Successful business leaders tend to be control freaks. They care passionately about the quality of their product. They are perfectionists. They are the architects of the vision and the strategy, and they understand their business and their brand better than anybody else. So they retain control of every aspect of the management of the business and no decisions are made without their approval. Their leadership style is the key driver of business success but as the business grows, their leadership style is also potentially its downfall.
The reason for this is that the other defining characteristic of control freaks is that they find it difficult to trust. It’s a self-fulfilling prophesy. If they trusted others to make the decisions that they would make themselves, they wouldn’t be control freaks. The challenge for the control freak is that the bigger the business gets, the more difficult it is to control. If the control freak doesn’t evolve his or her skill set and management style, the desire to control will paralyze the business. Decisions aren’t made, opportunities are missed, the organization becomes paralyzed. It’s at this point that the control freak needs to learn to trust.
This wasn’t always the case. Once upon a time the pace of business – even retail business – moved more slowly. There was no Electronic Point of Sale technology. There was no social media, with the power to destroy a brand’s reputation over night. The walls hadn’t come down. Decisions could wait until the control freak was ready to make them. Not any more. Retail strategy may need to change overnight and reputation management demands a constant grasp of the Twitter Handle.
Trust therefore becomes a business critical issue and successful business leaders respond to the challenge by evolving their management style to act in a totally counter-intuitive way. It takes a high degree of emotional intelligence in order to do this. They look for organizational structures and processes that seek to promote trust within a defined framework. These structures and processes entrust management teams to distinguish between those decisions that they can make themselves and those that require the business leader’s input. This may well feel like a huge step for the control freak but the only way to make somebody trustworthy is to trust them, and when this works, it is liberating for the control freak and transformational for the business. There is another, corollary benefit. Autonomy, mastery and purpose are what drive brilliant performance in creative businesses (see my earlier post), and control freaks don’t naturally foster autonomy. So the need to delegate powers through an evolved organizational structure can actually motivate the broader team and drive improved performance.

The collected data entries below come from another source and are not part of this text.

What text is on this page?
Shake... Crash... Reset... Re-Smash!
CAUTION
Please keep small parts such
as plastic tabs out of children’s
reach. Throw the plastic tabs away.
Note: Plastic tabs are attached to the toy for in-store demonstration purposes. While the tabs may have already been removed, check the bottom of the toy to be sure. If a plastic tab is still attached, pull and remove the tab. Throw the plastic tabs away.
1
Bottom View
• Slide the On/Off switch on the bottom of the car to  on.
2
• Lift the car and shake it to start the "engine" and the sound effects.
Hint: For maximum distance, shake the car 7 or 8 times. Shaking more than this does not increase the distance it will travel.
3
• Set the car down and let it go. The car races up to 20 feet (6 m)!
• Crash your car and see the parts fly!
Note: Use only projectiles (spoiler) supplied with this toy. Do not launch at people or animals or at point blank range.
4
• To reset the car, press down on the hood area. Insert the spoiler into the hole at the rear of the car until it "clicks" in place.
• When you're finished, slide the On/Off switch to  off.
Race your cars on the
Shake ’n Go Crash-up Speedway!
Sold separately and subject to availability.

The dangers for the control freak who cannot evolve their leadership style are serious indeed. Firstly, their management team become ‘yes-men’ and tell their leader what they think he or she wants to hear, rather than what they really think. They rationalize this by saying, ‘What’s the point of telling him what I really think? He’ll only do what he wants to do anyway’. This becomes exacerbated in a climate of fear. Sam Goldwyn, the G of MGM, once said, ‘I don’t want any yes-men around me. I want everybody to tell me the truth, even if it costs them their job’. And if people are prepared to put their necks on the line to tell you the truth, you need to be an active listener in order to hear it. The second, related issue, is that the control freak’s definition of trust becomes twisted. When a business leader tells me that they need to know that they can trust me, I respond by saying that that depends on what they mean by trust. If trust means to always execute orders flawlessly and without question, or trust means to take the bullet whatever the circumstances, I cannot guarantee to deliver against these iterations of trust. If trust, however, means to always strive to give the best possible advice, honestly, and transparently, without fear or favor, this is a definition of trust that is likely to build functional and committed management teams, and deliver long term business success. Yes, in the long term, trust is the only sustainable strategy to secure the rise and rise of the control freak.